I still think there isn’t enough information in this thread about the rate of data transmission. I don’t understand what it means to poll at x Hz but only when it changes. A person can touch only so many controls at the same time. If it’s sending updates only when a control is actually changing, I don’t quite see how the data rate is so high as to cause backlogs or dropouts. If it’s hitting real bottlenecks in message transmission, then it’s probably sending redundant messages (which could be eliminated). I think that troubleshooting this issue really depends on the conditions under which messages are sent, but this is still a bit confusing. I think whether the message rate is 20 Hz or 50 Hz is less important than this.

hjh

Yes, absolutely!

I just meant to provide context from my experience with controllers. Definitely there’s no reason to have bottlenecks at this rate of data - the underlying issue should be resolved before considering limitations to message rate.

I might be totally wrong with my mathematics, but let’s say my encoder is 10-bit and can produce values from 1 to 1023 over a full 360-degree rotation. If I quickly wiggle it by half a rotation, that would still be about 500 value changes.

So even if you say we won’t wiggle faster than 4–5 cycles per second, and that we would need maybe half a second to rotate 180 degrees (which is probably still a low estimate), that would already be about 1,000 value changes per second, way above 20 Hz.

Let’s say I’m only working with a 1–127 resolution. That would still be 127 value changes per second, which is also much higher than 20 Hz. Or am I completely wrong here?

So basically my issue is this: when I rotate slowly, let’s say 180 degrees, I get my 64 value changes. But if I rotate quickly, I end up with much fewer values because I’m only sending OSC at 20 Hz.

But I actually just realized that the real issue is bigger. In hardware, I’m sharing the same SPI bus between my encoders and the display. I have two MCP3008s: one uses a hardware CS pin, and the other uses a software CS because I ran out of hardware CS lines.
To run the display and the encoders without issues, they have to run in the same main loop; otherwise I get graphical glitches on the display. That means the encoder polling rate is competing with the display update rate. I can’t poll the encoders faster than the display refresh. I think that’s the real problem.
If I don’t use the display, everything works fine.

Changing hardware would be a real pain though, I would need to re-do my pcb and lots of other things.

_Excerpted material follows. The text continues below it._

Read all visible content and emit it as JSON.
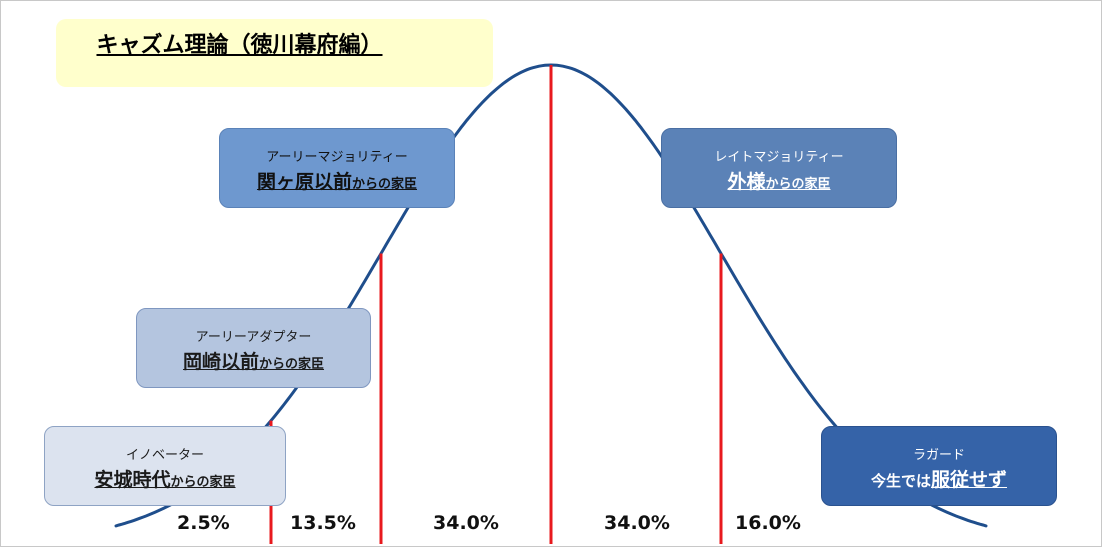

That’s true. But, assuming that those 1000 value changes follow a more or less linear pattern, then those changes can be sampled at a much lower rate. Then if the playback end applies a smoothing function, since we are talking about control parameter automation, the result would be practically indistinguishable to the ear from the full 1000-value series.

This is what happens, for instance, if you record a MIDI CC curve into a DAW, and after/during the recording, it thins out the data. (IIRC Cubase is especially assertive about data reduction.)

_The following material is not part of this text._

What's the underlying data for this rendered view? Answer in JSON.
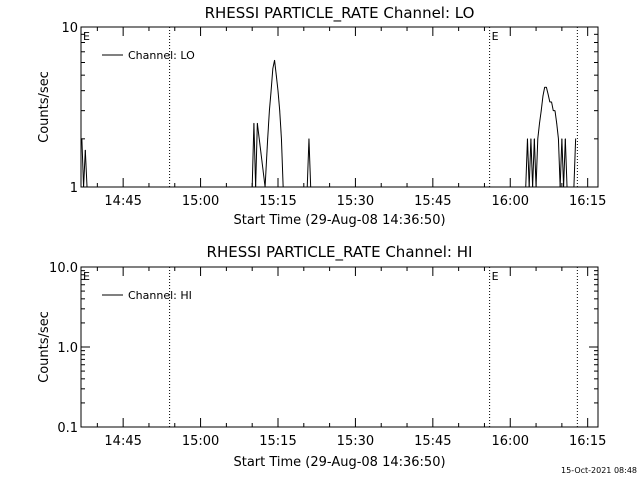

The thing that downsampling and linear smoothing can’t handle is a change of direction. If it’s just one direction, 0 to 1000 over 1 second, you could decimate that down to 100 or even 50 values and get an easily acceptable result. But if it’s 0 - 1000 - 0 - 1000 etc. for, say, 10 cycles in one second, if it’s decimated down to 100 values, that’s 10 per cycle, which might be acceptable but that’s pushing it, I’d think.

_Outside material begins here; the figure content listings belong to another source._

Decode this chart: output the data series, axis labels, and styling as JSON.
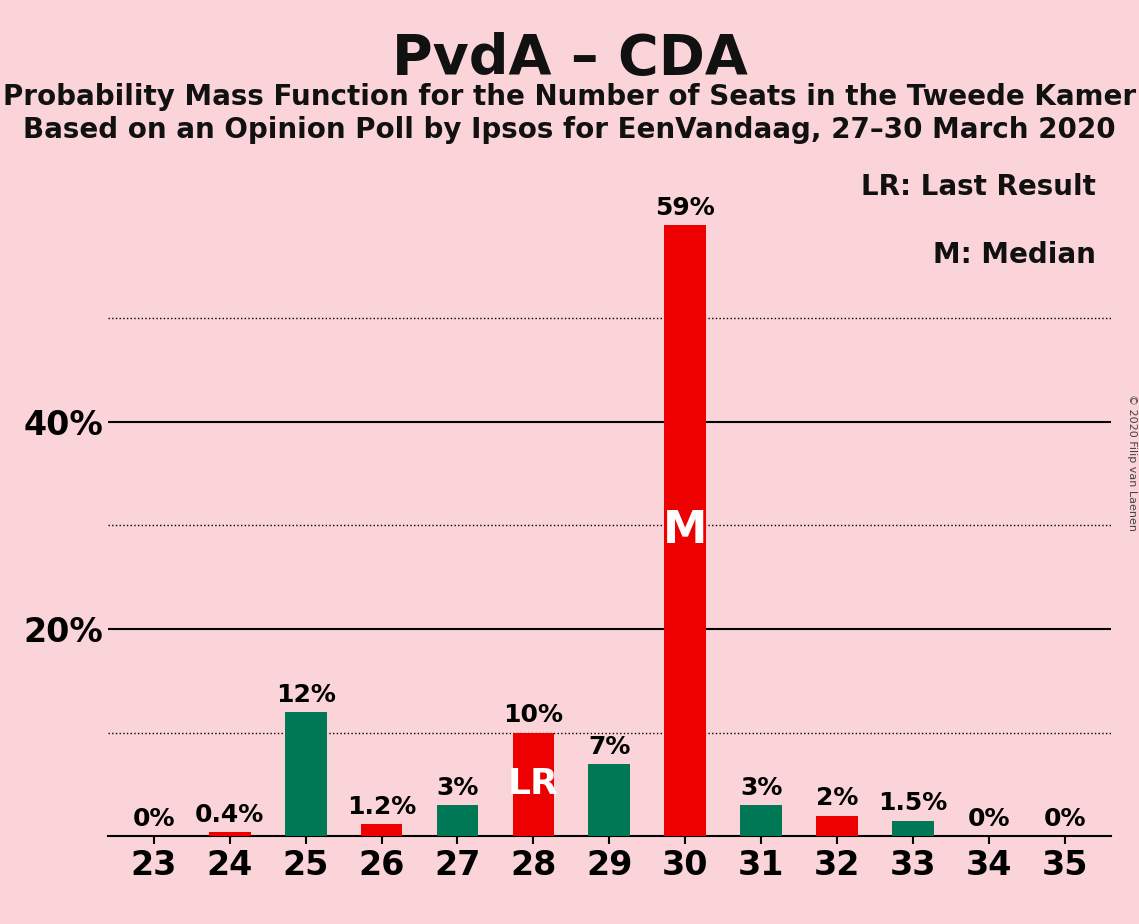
{
  "title": "PvdA – CDA",
  "subtitle1": "Probability Mass Function for the Number of Seats in the Tweede Kamer",
  "subtitle2": "Based on an Opinion Poll by Ipsos for EenVandaag, 27–30 March 2020",
  "copyright": "© 2020 Filip van Laenen",
  "seats": [
    23,
    24,
    25,
    26,
    27,
    28,
    29,
    30,
    31,
    32,
    33,
    34,
    35
  ],
  "values": [
    0.0,
    0.004,
    0.12,
    0.012,
    0.03,
    0.1,
    0.07,
    0.59,
    0.03,
    0.02,
    0.015,
    0.0,
    0.0
  ],
  "colors": [
    "#EE0000",
    "#EE0000",
    "#007755",
    "#EE0000",
    "#007755",
    "#EE0000",
    "#007755",
    "#EE0000",
    "#007755",
    "#EE0000",
    "#007755",
    "#EE0000",
    "#EE0000"
  ],
  "labels": [
    "0%",
    "0.4%",
    "12%",
    "1.2%",
    "3%",
    "10%",
    "7%",
    "59%",
    "3%",
    "2%",
    "1.5%",
    "0%",
    "0%"
  ],
  "bar_annotations": [
    "",
    "",
    "",
    "",
    "",
    "LR",
    "",
    "M",
    "",
    "",
    "",
    "",
    ""
  ],
  "label_colors": [
    "black",
    "black",
    "black",
    "black",
    "black",
    "black",
    "black",
    "black",
    "black",
    "black",
    "black",
    "black",
    "black"
  ],
  "pvda_color": "#EE0000",
  "cda_color": "#007755",
  "background_color": "#FAD4D8",
  "bar_width": 0.55,
  "ylim": [
    0,
    0.66
  ],
  "ytick_positions": [
    0.0,
    0.2,
    0.4
  ],
  "ytick_labels": [
    "",
    "20%",
    "40%"
  ],
  "solid_yticks": [
    0.2,
    0.4
  ],
  "dotted_yticks": [
    0.1,
    0.3,
    0.5
  ],
  "legend_lr": "LR: Last Result",
  "legend_m": "M: Median",
  "label_fontsize": 18,
  "title_fontsize": 40,
  "subtitle_fontsize": 20,
  "tick_fontsize": 24,
  "ytick_fontsize": 24,
  "lr_annotation_fontsize": 26,
  "m_annotation_fontsize": 32,
  "legend_fontsize": 20
}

But, practically speaking, no human can wiggle a knob at 10 Hz, even on 5 cups of coffee. It’s probably more like 3 or 4 Hz. Then, even for 100 values per second, it’s 25-33 values per cycle, which is probably enough. (20 Hz technically can handle oscillation up to 10 Hz, but linear or one-pole smoothing wouldn’t accurately reconstruct the curve above probably 3 or 4 Hz anyway.)

Indeed… that would count as a bottleneck. (I’m afraid I don’t have any ideas to fix it, though.)

hjh

One additional comment which may be useful, @jamshark70: to connect to TouchOSC via TCP, it’s essential for TouchOSC to be acting as a server with framing OSC 1.0. Messages from SC don’t go through if TouchOSC is using OSC 1.1 framing.